Barack Obama emerged as the electrifying keynote speaker in the 2004 Democratic convention and cemented his reputation with his memoir Dreams From My Father. Following Du Bois, Obama noted that only white culture could be deemed objective and non-racial. Obama’s 2008 opponent Joe Biden fed the stereotype by calling him “the first mainstream African American who is bright and clean” while Michelle Obama was depicted as an “angry black women” for saying her people were hungry for change. When reporters found no dirt on the Obamas they condemned his support for Pastor Jeremiah Wright for attacking the American prison system and preaching American terrorism abroad led to 9/11. Obama saved his campaign by abandoning Wright’s “distorted view” and pacified racists by blaming blacks’ “own complicity” in their problems. Still, the 64-year-old Davis gave her first ever vote to the Democrats in that election, enraptured by the pride of a black victory.

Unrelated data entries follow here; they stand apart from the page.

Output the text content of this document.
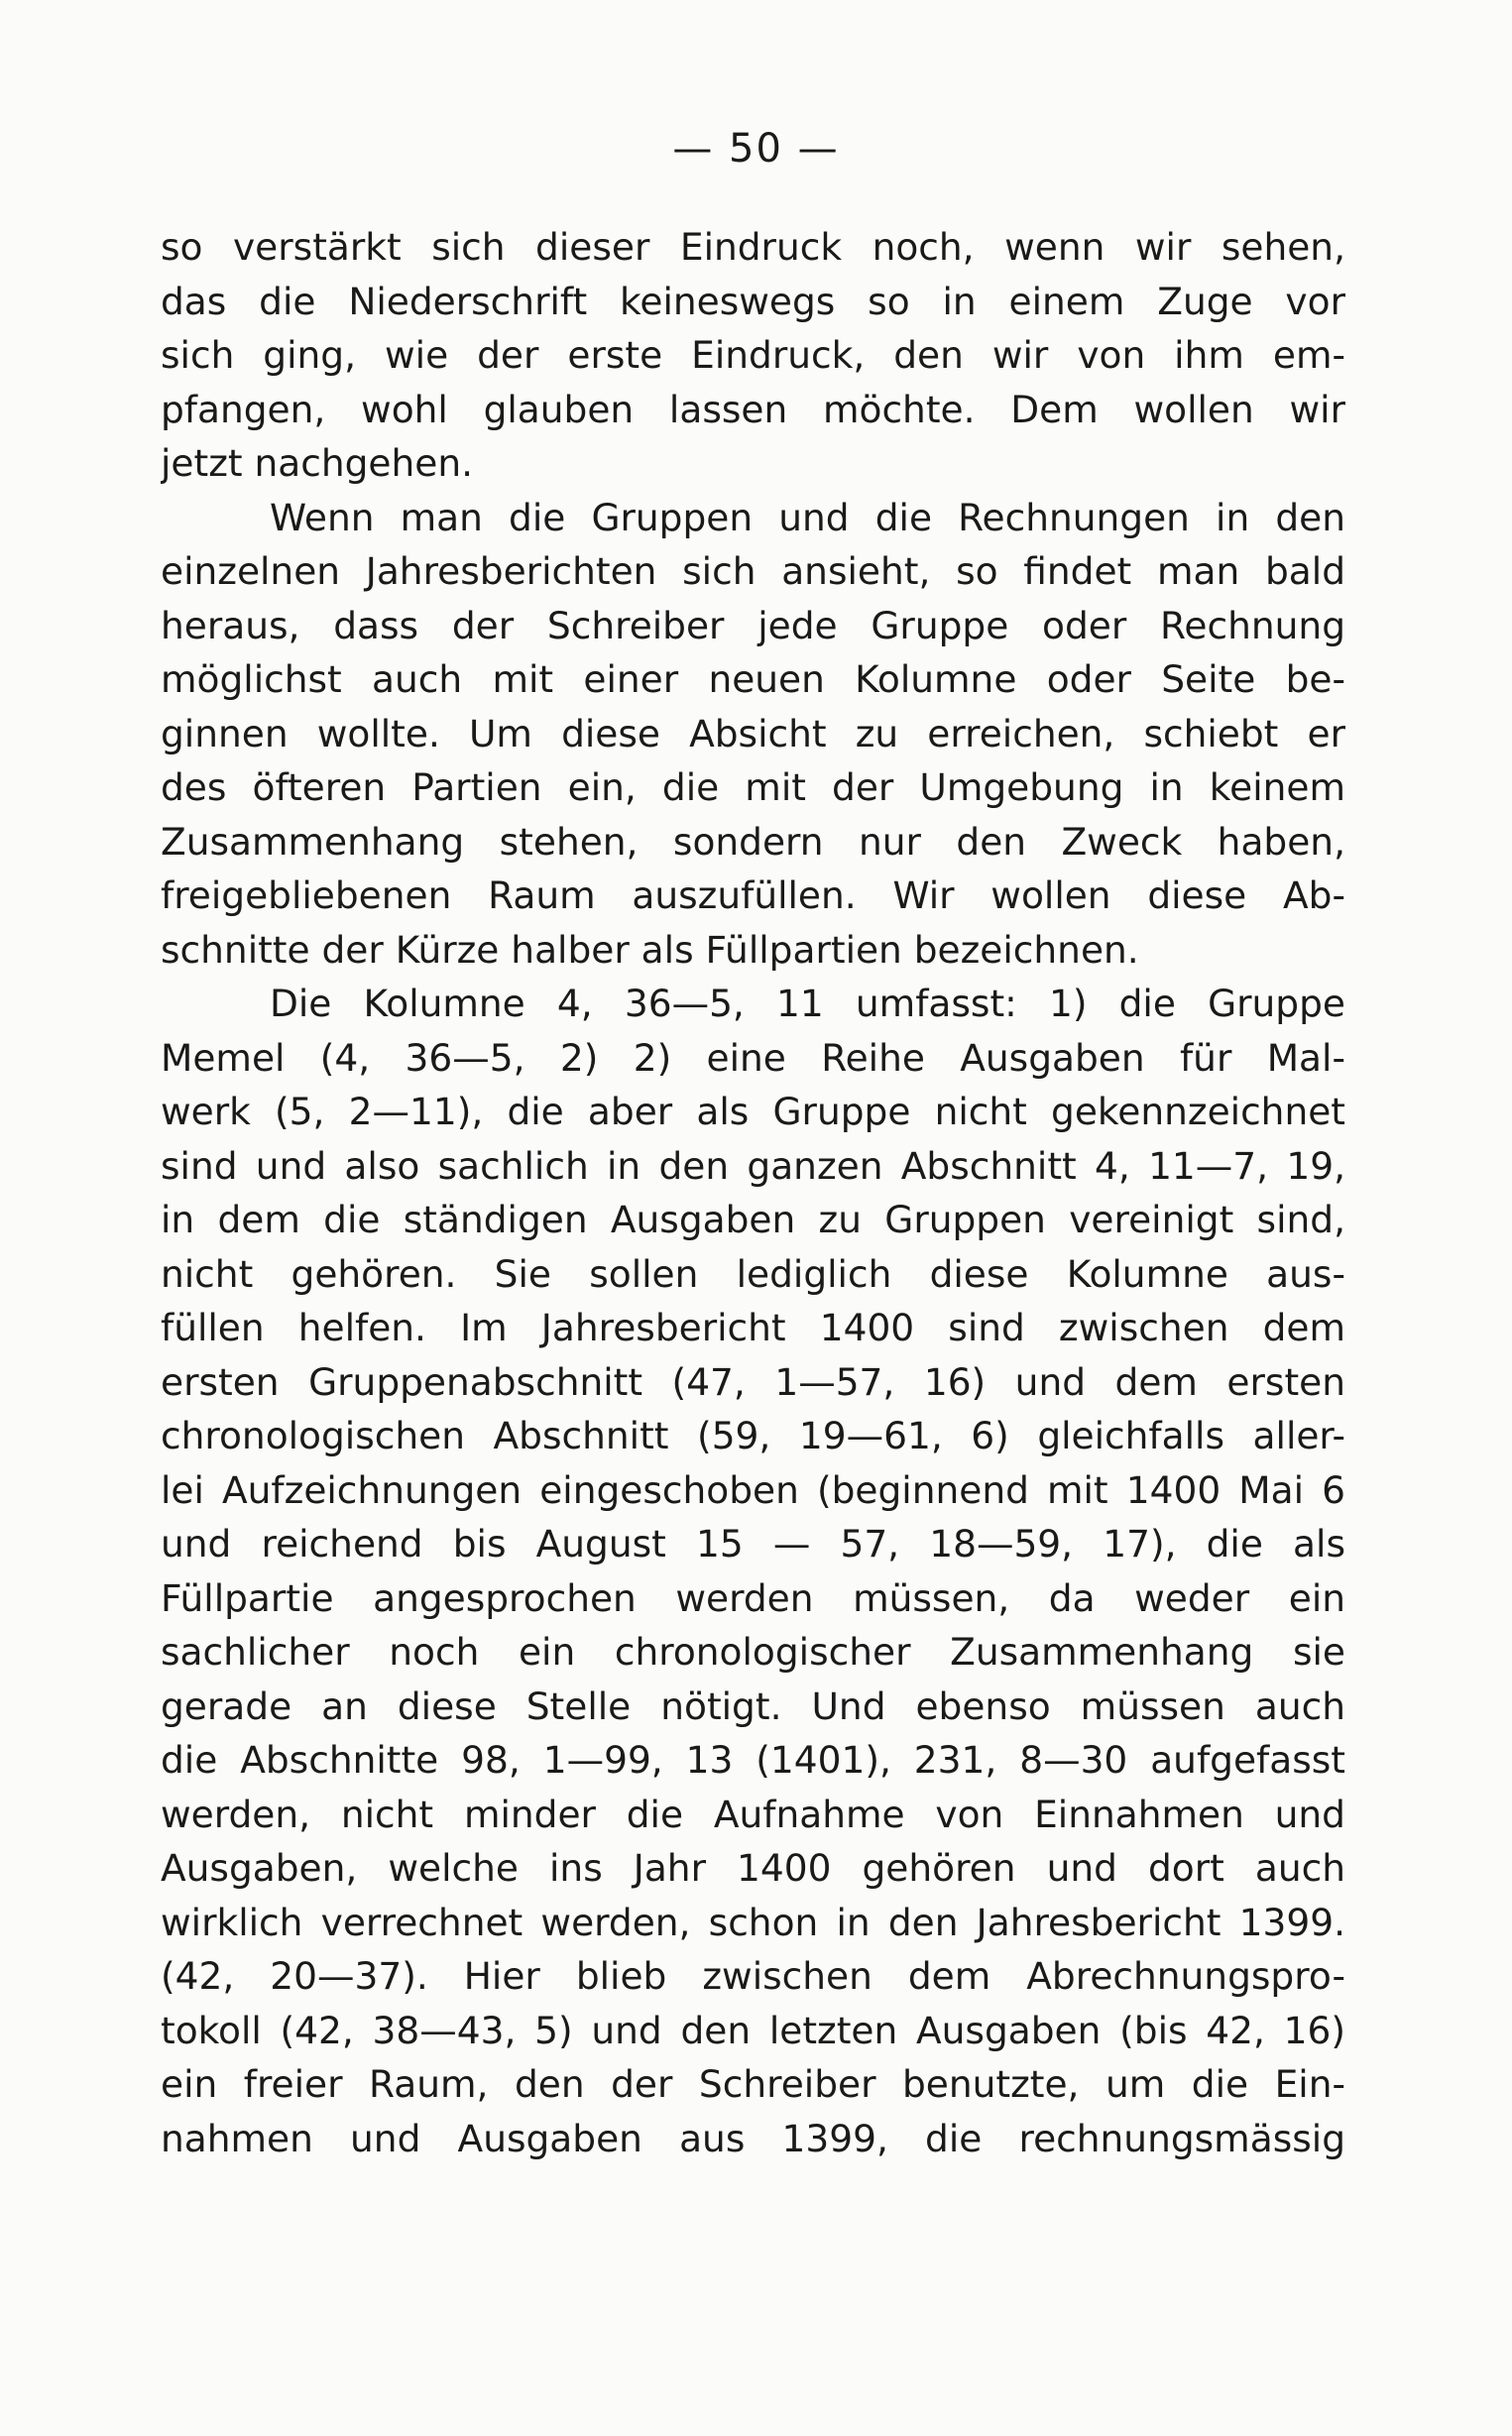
— 50 —
so verstärkt sich dieser Eindruck noch, wenn wir sehen,
das die Niederschrift keineswegs so in einem Zuge vor
sich ging, wie der erste Eindruck, den wir von ihm em-
pfangen, wohl glauben lassen möchte. Dem wollen wir
jetzt nachgehen.
Wenn man die Gruppen und die Rechnungen in den
einzelnen Jahresberichten sich ansieht, so findet man bald
heraus, dass der Schreiber jede Gruppe oder Rechnung
möglichst auch mit einer neuen Kolumne oder Seite be-
ginnen wollte. Um diese Absicht zu erreichen, schiebt er
des öfteren Partien ein, die mit der Umgebung in keinem
Zusammenhang stehen, sondern nur den Zweck haben,
freigebliebenen Raum auszufüllen. Wir wollen diese Ab-
schnitte der Kürze halber als Füllpartien bezeichnen.
Die Kolumne 4, 36—5, 11 umfasst: 1) die Gruppe
Memel (4, 36—5, 2) 2) eine Reihe Ausgaben für Mal-
werk (5, 2—11), die aber als Gruppe nicht gekennzeichnet
sind und also sachlich in den ganzen Abschnitt 4, 11—7, 19,
in dem die ständigen Ausgaben zu Gruppen vereinigt sind,
nicht gehören. Sie sollen lediglich diese Kolumne aus-
füllen helfen. Im Jahresbericht 1400 sind zwischen dem
ersten Gruppenabschnitt (47, 1—57, 16) und dem ersten
chronologischen Abschnitt (59, 19—61, 6) gleichfalls aller-
lei Aufzeichnungen eingeschoben (beginnend mit 1400 Mai 6
und reichend bis August 15 — 57, 18—59, 17), die als
Füllpartie angesprochen werden müssen, da weder ein
sachlicher noch ein chronologischer Zusammenhang sie
gerade an diese Stelle nötigt. Und ebenso müssen auch
die Abschnitte 98, 1—99, 13 (1401), 231, 8—30 aufgefasst
werden, nicht minder die Aufnahme von Einnahmen und
Ausgaben, welche ins Jahr 1400 gehören und dort auch
wirklich verrechnet werden, schon in den Jahresbericht 1399.
(42, 20—37). Hier blieb zwischen dem Abrechnungspro-
tokoll (42, 38—43, 5) und den letzten Ausgaben (bis 42, 16)
ein freier Raum, den der Schreiber benutzte, um die Ein-
nahmen und Ausgaben aus 1399, die rechnungsmässig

Hatred against blacks did not disappear with Obama’s victory. Despite claims America was “post racial”, there was a rise in police shootings of black people and murders of black people leading to Dylann Roof’s shooting dead nine Charlestonians in southern America’s oldest AME church in 2015. Kendi’s book came out a year later. The issues remain the same as that confronted Cotton Mather, Thomas Jefferson, William Lloyd Garrison, WEB Du Bois and Angela Davis. The Black Lives Matters movement rejected the racism of six centuries but right wing pundits blamed blacks for the rise in violent racism. In the age of Trump, Republican administrations passed electoral laws to disenfranchise Black voters, and banned teaching the history of how southern states maintained white power through systems of racial disenfranchisement. Lawmakers won’t change racist policies for fear of discriminating against whites. But supporting prevailing bigotries is only in the interest of a tiny group of ultra rich WASP males. The rest of us need to do the intelligent thing for ourselves, Kendi says.